Celso de Mello, ex-ministro do STF, comentou a recente condenação de Jair Bolsonaro e oficiais das Forças Armadas, afirmando que a decisão do tribunal reafirma a supremacia da Constituição. Mello criticou o PL da Anistia, considerando-o inconstitucional e uma afronta ao Estado de Direito.
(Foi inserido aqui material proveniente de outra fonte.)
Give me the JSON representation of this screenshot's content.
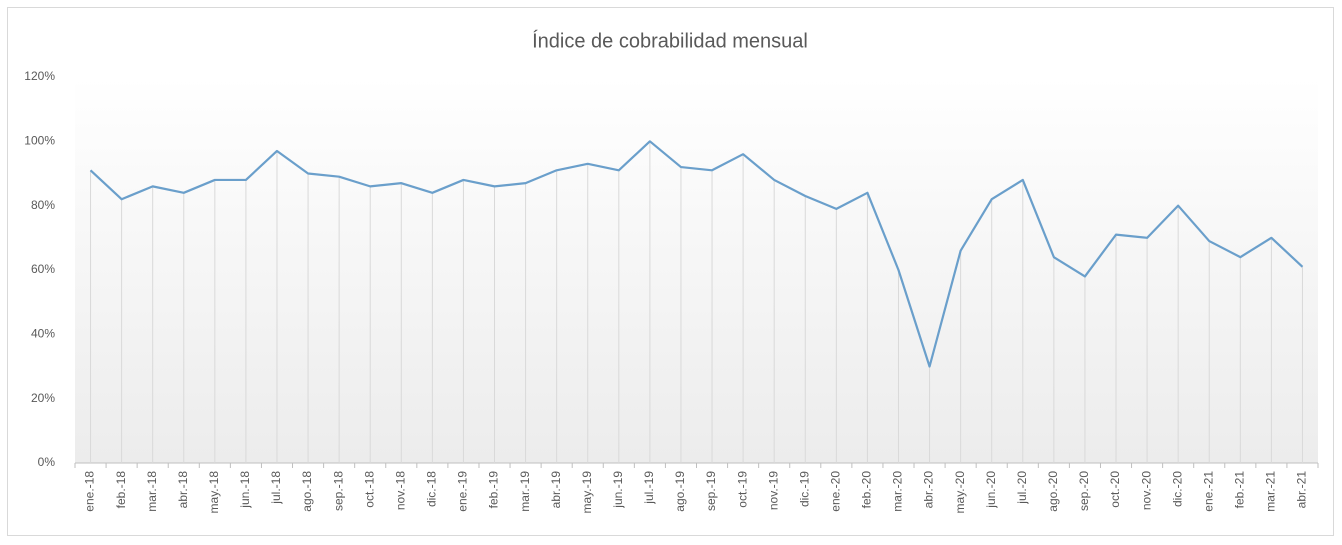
{
  "chart_data": {
    "type": "line",
    "title": "Índice de cobrabilidad mensual",
    "categories": [
      "ene.-18",
      "feb.-18",
      "mar.-18",
      "abr.-18",
      "may.-18",
      "jun.-18",
      "jul.-18",
      "ago.-18",
      "sep.-18",
      "oct.-18",
      "nov.-18",
      "dic.-18",
      "ene.-19",
      "feb.-19",
      "mar.-19",
      "abr.-19",
      "may.-19",
      "jun.-19",
      "jul.-19",
      "ago.-19",
      "sep.-19",
      "oct.-19",
      "nov.-19",
      "dic.-19",
      "ene.-20",
      "feb.-20",
      "mar.-20",
      "abr.-20",
      "may.-20",
      "jun.-20",
      "jul.-20",
      "ago.-20",
      "sep.-20",
      "oct.-20",
      "nov.-20",
      "dic.-20",
      "ene.-21",
      "feb.-21",
      "mar.-21",
      "abr.-21"
    ],
    "series": [
      {
        "name": "Índice de cobrabilidad",
        "color": "#6a9fcb",
        "values": [
          91,
          82,
          86,
          84,
          88,
          88,
          97,
          90,
          89,
          86,
          87,
          84,
          88,
          86,
          87,
          91,
          93,
          91,
          100,
          92,
          91,
          96,
          88,
          83,
          79,
          84,
          60,
          30,
          66,
          82,
          88,
          64,
          58,
          71,
          70,
          80,
          69,
          64,
          70,
          61
        ]
      }
    ],
    "ylim": [
      0,
      120
    ],
    "yticks": [
      {
        "value": 0,
        "label": "0%"
      },
      {
        "value": 20,
        "label": "20%"
      },
      {
        "value": 40,
        "label": "40%"
      },
      {
        "value": 60,
        "label": "60%"
      },
      {
        "value": 80,
        "label": "80%"
      },
      {
        "value": 100,
        "label": "100%"
      },
      {
        "value": 120,
        "label": "120%"
      }
    ],
    "drop_lines": true
  }
}
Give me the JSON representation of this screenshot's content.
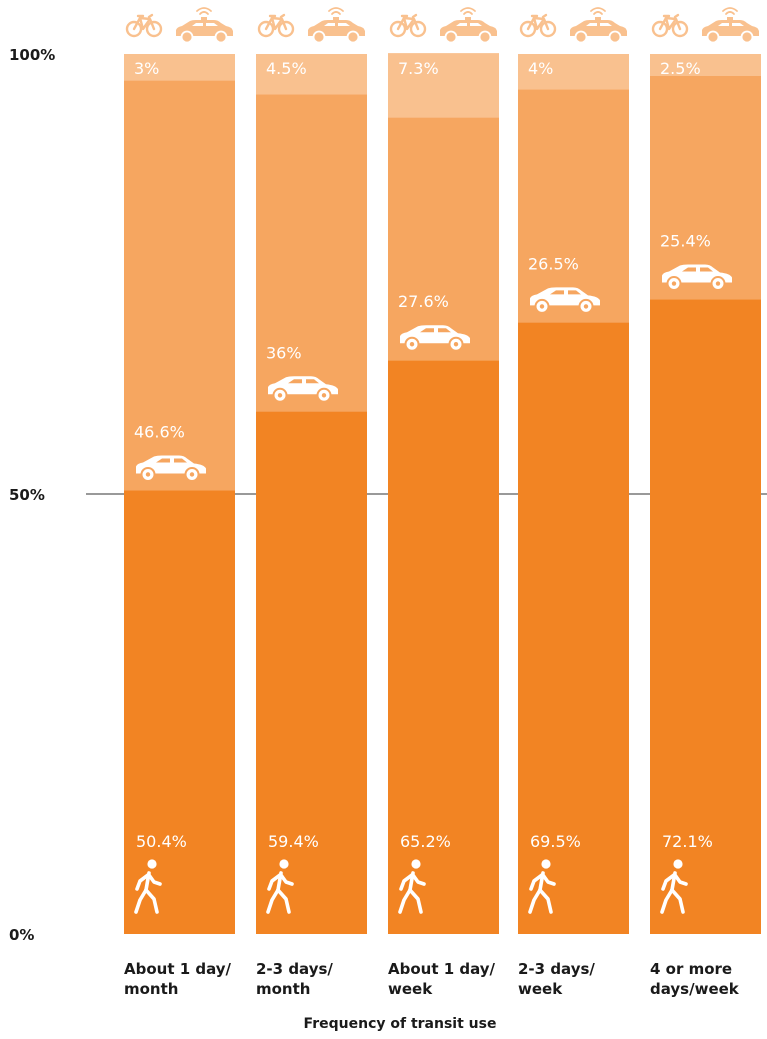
{
  "chart_data": {
    "type": "bar",
    "stacked": true,
    "title": "",
    "xlabel": "Frequency of transit use",
    "ylabel": "",
    "ylim": [
      0,
      100
    ],
    "yticks": [
      "0%",
      "50%",
      "100%"
    ],
    "categories": [
      [
        "About 1 day/",
        "month"
      ],
      [
        "2-3 days/",
        "month"
      ],
      [
        "About 1 day/",
        "week"
      ],
      [
        "2-3 days/",
        "week"
      ],
      [
        "4 or more",
        "days/week"
      ]
    ],
    "series": [
      {
        "icon": "walking-person-icon",
        "color": "#f28423",
        "values": [
          50.4,
          59.4,
          65.2,
          69.5,
          72.1
        ],
        "labels": [
          "50.4%",
          "59.4%",
          "65.2%",
          "69.5%",
          "72.1%"
        ]
      },
      {
        "icon": "car-icon",
        "color": "#f6a660",
        "values": [
          46.6,
          36,
          27.6,
          26.5,
          25.4
        ],
        "labels": [
          "46.6%",
          "36%",
          "27.6%",
          "26.5%",
          "25.4%"
        ]
      },
      {
        "icon": "bicycle-and-taxi-icon",
        "color": "#f9c18f",
        "values": [
          3,
          4.5,
          7.3,
          4,
          2.5
        ],
        "labels": [
          "3%",
          "4.5%",
          "7.3%",
          "4%",
          "2.5%"
        ]
      }
    ],
    "reference_line": 50,
    "grid": false,
    "legend": "none"
  }
}
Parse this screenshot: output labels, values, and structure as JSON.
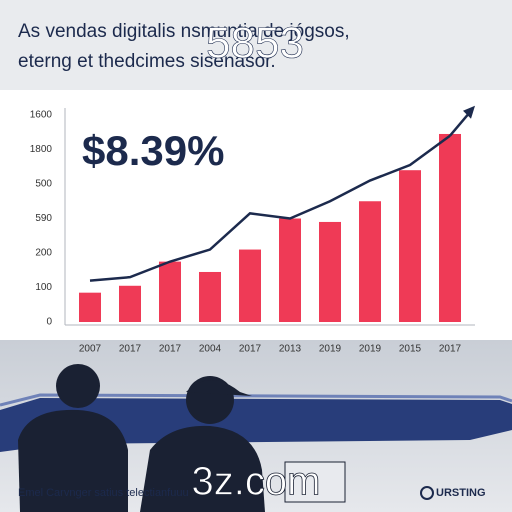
{
  "chart_data": {
    "type": "bar",
    "title_lines": [
      "As vendas digitalis nsmuntia de jógsos,",
      "eterng et thedcimes sisenasor."
    ],
    "headline": "$8.39%",
    "categories": [
      "2007",
      "2017",
      "2017",
      "2004",
      "2017",
      "2013",
      "2019",
      "2019",
      "2015",
      "2017"
    ],
    "values": [
      85,
      105,
      175,
      145,
      210,
      300,
      290,
      350,
      440,
      545
    ],
    "color": "#ef3a56",
    "trend": [
      120,
      130,
      175,
      210,
      315,
      300,
      350,
      410,
      455,
      540
    ],
    "trend_color": "#1c2a4d",
    "ylim": [
      0,
      600
    ],
    "y_axis_labels": [
      "1600",
      "1800",
      "500",
      "590",
      "200",
      "100",
      "0"
    ]
  },
  "watermarks": [
    "5853",
    "3z.com"
  ],
  "footer": {
    "caption": "Emel Carvnger satius telectianfuuu",
    "brand": "URSTING"
  }
}
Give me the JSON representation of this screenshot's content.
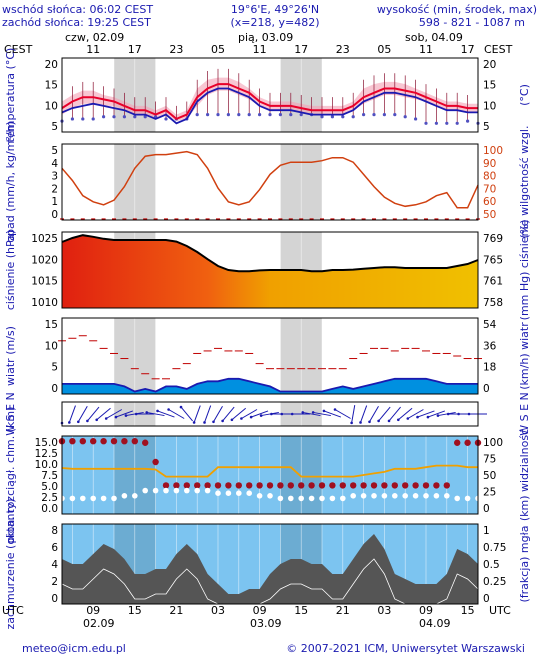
{
  "header": {
    "sunrise": "wschód słońca: 06:02 CEST",
    "sunset": "zachód słońca: 19:25 CEST",
    "coords": "19°6'E, 49°26'N",
    "grid": "(x=218, y=482)",
    "alt_title": "wysokość (min, środek, max)",
    "alt_values": "598 - 821 - 1087 m"
  },
  "top_axis": {
    "tz": "CEST",
    "days": [
      "czw, 02.09",
      "pią, 03.09",
      "sob, 04.09"
    ],
    "hours": [
      "11",
      "17",
      "23",
      "05",
      "11",
      "17",
      "23",
      "05",
      "11",
      "17"
    ]
  },
  "bottom_axis": {
    "tz": "UTC",
    "hours": [
      "09",
      "15",
      "21",
      "03",
      "09",
      "15",
      "21",
      "03",
      "09",
      "15"
    ],
    "dates": [
      "02.09",
      "03.09",
      "04.09"
    ]
  },
  "footer": {
    "email": "meteo@icm.edu.pl",
    "copyright": "© 2007-2021 ICM, Uniwersytet Warszawski"
  },
  "colors": {
    "label": "#1a1ab0",
    "night": "#d4d4d4",
    "temperature": "#e8002a",
    "perceived": "#1a1ab0",
    "humidity": "#d04010",
    "wind_mean": "#1a1ab0",
    "gust": "#c00000",
    "pressure_high": "#e02010",
    "pressure_low": "#f0c000",
    "sky": "#7cc4f0",
    "visibility": "#f0a000",
    "cloud_base": "#a01020"
  },
  "chart_data": [
    {
      "type": "line",
      "panel": "temperature",
      "ylabel_left": "temperatura (°C)",
      "ylabel_right": "(°C)",
      "ylim": [
        5,
        22
      ],
      "yticks_left": [
        "20",
        "15",
        "10",
        "5"
      ],
      "yticks_right": [
        "20",
        "15",
        "10",
        "5"
      ],
      "x_hours_utc": [
        0,
        3,
        6,
        9,
        12,
        15,
        18,
        21,
        24,
        27,
        30,
        33,
        36,
        39,
        42,
        45,
        48,
        51,
        54,
        57,
        60,
        63,
        66,
        69,
        72,
        75,
        78,
        81,
        84,
        87,
        90,
        93,
        96,
        99,
        102,
        105,
        108,
        111,
        114,
        117,
        120
      ],
      "series": [
        {
          "name": "temperatura",
          "values": [
            10.5,
            12,
            13,
            13,
            12.5,
            12,
            11,
            10,
            10,
            9,
            10,
            8,
            9,
            13,
            15,
            16,
            16,
            15,
            14,
            12,
            11,
            11,
            11,
            10.5,
            10,
            10,
            10,
            10,
            11,
            13,
            14,
            15,
            15,
            14.5,
            14,
            13,
            12,
            11,
            11,
            10.5,
            10.5
          ]
        },
        {
          "name": "temperatura odczuwalna",
          "values": [
            9.5,
            10.5,
            11,
            11.5,
            11,
            10.5,
            10,
            9,
            9,
            8,
            9,
            7,
            8,
            12,
            14,
            15,
            15,
            14,
            13,
            11,
            10,
            10,
            10,
            9.5,
            9,
            9,
            9,
            9,
            10,
            12,
            13,
            14,
            14,
            13.5,
            13,
            12,
            11,
            10,
            10,
            9.5,
            9.5
          ]
        },
        {
          "name": "punkt rosy",
          "values": [
            7.5,
            8,
            8,
            8,
            8.5,
            8.5,
            8.5,
            8.5,
            8.5,
            8.5,
            8,
            8,
            8,
            9,
            9,
            9,
            9,
            9,
            9,
            9,
            9,
            9,
            9,
            9,
            9,
            8.5,
            8.5,
            8.5,
            8.5,
            9,
            9,
            9,
            9,
            8.5,
            8,
            7,
            7,
            7,
            7,
            7.5,
            7
          ]
        },
        {
          "name": "rozrzut max",
          "values": [
            12,
            13.5,
            14.5,
            14.5,
            13.5,
            13,
            12,
            11,
            11,
            10,
            11,
            9,
            10,
            15,
            17,
            17.5,
            17.5,
            16.5,
            15,
            13,
            12,
            12,
            12,
            11.5,
            11,
            11,
            11,
            11,
            12,
            15,
            16,
            16.5,
            16.5,
            16,
            15,
            14,
            13,
            12,
            12,
            11.5,
            11.5
          ]
        },
        {
          "name": "rozrzut min",
          "values": [
            9,
            10.5,
            11.5,
            11.5,
            11,
            11,
            10,
            9,
            9,
            8,
            9,
            7.5,
            8,
            11,
            13.5,
            14.5,
            14.5,
            13.5,
            12.5,
            11,
            10,
            10,
            10,
            9.5,
            9,
            9,
            9,
            9,
            10,
            11.5,
            12.5,
            13.5,
            13.5,
            13,
            12.5,
            12,
            11,
            10,
            10,
            9.5,
            9.5
          ]
        }
      ]
    },
    {
      "type": "line",
      "panel": "precipitation_humidity",
      "ylabel_left": "opad (mm/h, kg/m²/h)",
      "ylabel_right": "(%) wilgotność wzgl.",
      "ylim_left": [
        0,
        5
      ],
      "ylim_right": [
        50,
        100
      ],
      "yticks_left": [
        "5",
        "4",
        "3",
        "2",
        "1",
        "0"
      ],
      "yticks_right": [
        "100",
        "90",
        "80",
        "70",
        "60",
        "50"
      ],
      "series": [
        {
          "name": "wilgotność",
          "values": [
            84,
            76,
            66,
            62,
            60,
            63,
            72,
            84,
            92,
            93,
            93,
            94,
            95,
            93,
            84,
            71,
            62,
            60,
            62,
            70,
            80,
            86,
            88,
            88,
            88,
            89,
            91,
            91,
            88,
            80,
            72,
            65,
            61,
            59,
            60,
            62,
            66,
            68,
            58,
            58,
            73
          ]
        },
        {
          "name": "opad",
          "values": [
            0,
            0,
            0,
            0,
            0,
            0,
            0,
            0,
            0,
            0,
            0,
            0,
            0,
            0,
            0,
            0,
            0,
            0,
            0,
            0,
            0,
            0,
            0,
            0,
            0,
            0,
            0,
            0,
            0,
            0,
            0,
            0,
            0,
            0,
            0,
            0,
            0,
            0,
            0,
            0,
            0
          ]
        }
      ]
    },
    {
      "type": "area",
      "panel": "pressure",
      "ylabel_left": "ciśnienie (hPa)",
      "ylabel_right": "(mm Hg) ciśnienie",
      "ylim": [
        1008,
        1027
      ],
      "yticks_left": [
        "1025",
        "1020",
        "1015",
        "1010"
      ],
      "yticks_right": [
        "769",
        "765",
        "761",
        "758"
      ],
      "series": [
        {
          "name": "ciśnienie",
          "values": [
            1024.5,
            1025.5,
            1026.2,
            1025.8,
            1025.3,
            1025,
            1025,
            1025,
            1025,
            1025,
            1025,
            1024.6,
            1023.5,
            1022,
            1020.2,
            1018.5,
            1017.5,
            1017.2,
            1017.2,
            1017.4,
            1017.5,
            1017.5,
            1017.5,
            1017.5,
            1017.2,
            1017.2,
            1017.5,
            1017.5,
            1017.6,
            1017.8,
            1018,
            1018.2,
            1018.2,
            1018,
            1018,
            1018,
            1018,
            1018,
            1018.5,
            1019,
            1020
          ]
        }
      ]
    },
    {
      "type": "line",
      "panel": "wind",
      "ylabel_left": "wiatr (m/s)",
      "ylabel_right": "(km/h) wiatr",
      "ylim": [
        0,
        15
      ],
      "yticks_left": [
        "15",
        "10",
        "5",
        "0"
      ],
      "yticks_right": [
        "54",
        "36",
        "18",
        "0"
      ],
      "series": [
        {
          "name": "porywy",
          "values": [
            10.5,
            11,
            11.5,
            10.5,
            9,
            8,
            7,
            5,
            4,
            3,
            3,
            5,
            6,
            8,
            8.5,
            9,
            8.5,
            8.5,
            8,
            6,
            5,
            5,
            5,
            5,
            5,
            5,
            5,
            5,
            7,
            8,
            9,
            9,
            8.5,
            9,
            9,
            8.5,
            8,
            8,
            7.5,
            7,
            7
          ]
        },
        {
          "name": "prędkość wiatru",
          "values": [
            2,
            2,
            2,
            2,
            2,
            2,
            1.5,
            0.5,
            1,
            0.5,
            1.5,
            1.5,
            1,
            2,
            2.5,
            2.5,
            3,
            3,
            2.5,
            2,
            1.5,
            0.5,
            0.5,
            0.5,
            0.5,
            0.5,
            1,
            1.5,
            1,
            1.5,
            2,
            2.5,
            3,
            3,
            3,
            3,
            2.5,
            2,
            2,
            2,
            2
          ]
        }
      ]
    },
    {
      "type": "scatter",
      "panel": "wind_direction",
      "ylabel_left": "W S E N",
      "ylabel_right": "W S E N",
      "series": [
        {
          "name": "kierunek (°)",
          "values": [
            180,
            200,
            210,
            220,
            230,
            240,
            250,
            260,
            270,
            280,
            290,
            300,
            320,
            200,
            200,
            210,
            220,
            230,
            240,
            250,
            260,
            270,
            270,
            270,
            280,
            280,
            290,
            300,
            190,
            200,
            210,
            220,
            220,
            230,
            240,
            250,
            250,
            260,
            270,
            270,
            270
          ]
        }
      ]
    },
    {
      "type": "line",
      "panel": "visibility_cloudbase",
      "ylabel_left": "pion. rozciągł. chm. (km)",
      "ylabel_right": "(km) widzialność",
      "ylim_left": [
        0,
        15
      ],
      "ylim_right": [
        0,
        100
      ],
      "yticks_left": [
        "15.0",
        "12.5",
        "10.0",
        "7.5",
        "5.0",
        "2.5",
        "0.0"
      ],
      "yticks_right": [
        "100",
        "75",
        "50",
        "25",
        "0"
      ],
      "series": [
        {
          "name": "widzialność",
          "values": [
            59,
            58,
            58,
            58,
            58,
            58,
            58,
            58,
            58,
            57,
            48,
            48,
            48,
            48,
            48,
            60,
            60,
            60,
            60,
            60,
            60,
            60,
            60,
            48,
            48,
            48,
            48,
            48,
            48,
            50,
            52,
            54,
            58,
            58,
            58,
            60,
            62,
            62,
            62,
            60,
            60
          ]
        },
        {
          "name": "podstawa chmur",
          "values": [
            14,
            14,
            14,
            14,
            14,
            14,
            14,
            14,
            13.7,
            10,
            5.5,
            5.5,
            5.5,
            5.5,
            5.5,
            5.5,
            5.5,
            5.5,
            5.5,
            5.5,
            5.5,
            5.5,
            5.5,
            5.5,
            5.5,
            5.5,
            5.5,
            5.5,
            5.5,
            5.5,
            5.5,
            5.5,
            5.5,
            5.5,
            5.5,
            5.5,
            5.5,
            5.5,
            13.7,
            13.7,
            13.7
          ]
        },
        {
          "name": "rozciągłość",
          "values": [
            3,
            3,
            3,
            3,
            3,
            3,
            3.5,
            3.5,
            4.5,
            4.5,
            4.5,
            4.5,
            4.5,
            4.5,
            4.5,
            4,
            4,
            4,
            4,
            3.5,
            3.5,
            3,
            3,
            3,
            3,
            3,
            3,
            3,
            3.5,
            3.5,
            3.5,
            3.5,
            3.5,
            3.5,
            3.5,
            3.5,
            3.5,
            3.5,
            3,
            3,
            3
          ]
        }
      ]
    },
    {
      "type": "area",
      "panel": "cloud_cover",
      "ylabel_left": "zachmurzenie (oktanty)",
      "ylabel_right": "(frakcja) mgła",
      "ylim": [
        0,
        8
      ],
      "yticks_left": [
        "8",
        "6",
        "4",
        "2",
        "0"
      ],
      "yticks_right": [
        "1",
        "0.75",
        "0.5",
        "0.25",
        "0"
      ],
      "series": [
        {
          "name": "zachmurzenie",
          "values": [
            4.5,
            4,
            4,
            5,
            6,
            5.5,
            4.5,
            3,
            3,
            3.5,
            3.5,
            5,
            6,
            5,
            3,
            2,
            1,
            1,
            1.5,
            1.5,
            3,
            4,
            4.5,
            4.5,
            4,
            4,
            3,
            3,
            4.5,
            6,
            7,
            5.5,
            3,
            2.5,
            2,
            2,
            2,
            3,
            5.5,
            5,
            4
          ]
        },
        {
          "name": "mgła",
          "values": [
            0,
            0,
            0,
            0,
            0,
            0,
            0,
            0,
            0,
            0,
            0,
            0,
            0,
            0,
            0,
            0,
            0,
            0,
            0,
            0,
            0,
            0,
            0,
            0,
            0,
            0,
            0,
            0,
            0,
            0,
            0,
            0,
            0,
            0,
            0,
            0,
            0,
            0,
            0,
            0,
            0
          ]
        }
      ]
    }
  ]
}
Em entrevista ao Estadão, Mello destacou que a condenação é um alerta contra “aventuras golpistas” e “projetos autoritários”. Ele enfatizou que a decisão do STF possui uma função pedagógica, demonstrando que ninguém está acima das leis. Para ele, a democracia brasileira não aceita pressões internas ou externas e não tolera retrocessos institucionais.
Mello elogiou o relator do processo, Alexandre de Moraes, chamando-o de “íntegro e exemplar”. Ele também se referiu ao julgamento como um marco na história do Brasil, ressaltando que o STF não se curva a pressões e mantém sua missão de proteger a Constituição.
O ex-ministro criticou o PL da Anistia, que busca perdoar os envolvidos em atos golpistas, afirmando que tal proposta viola princípios constitucionais. Para Mello, conceder anistia a quem atenta contra a democracia é um desvio de finalidade e um vilipêndio ao Estado de Direito.
Além disso, Mello comentou sobre a pressão internacional, especialmente do governo dos Estados Unidos, que retaliou ministros do STF. Ele considerou essa ação uma afronta à soberania brasileira e um precedente perigoso nas relações internacionais. O ex-ministro denunciou a servilidade de figuras públicas que se curvam a interesses estrangeiros, chamando-os de “traidores da pátria”.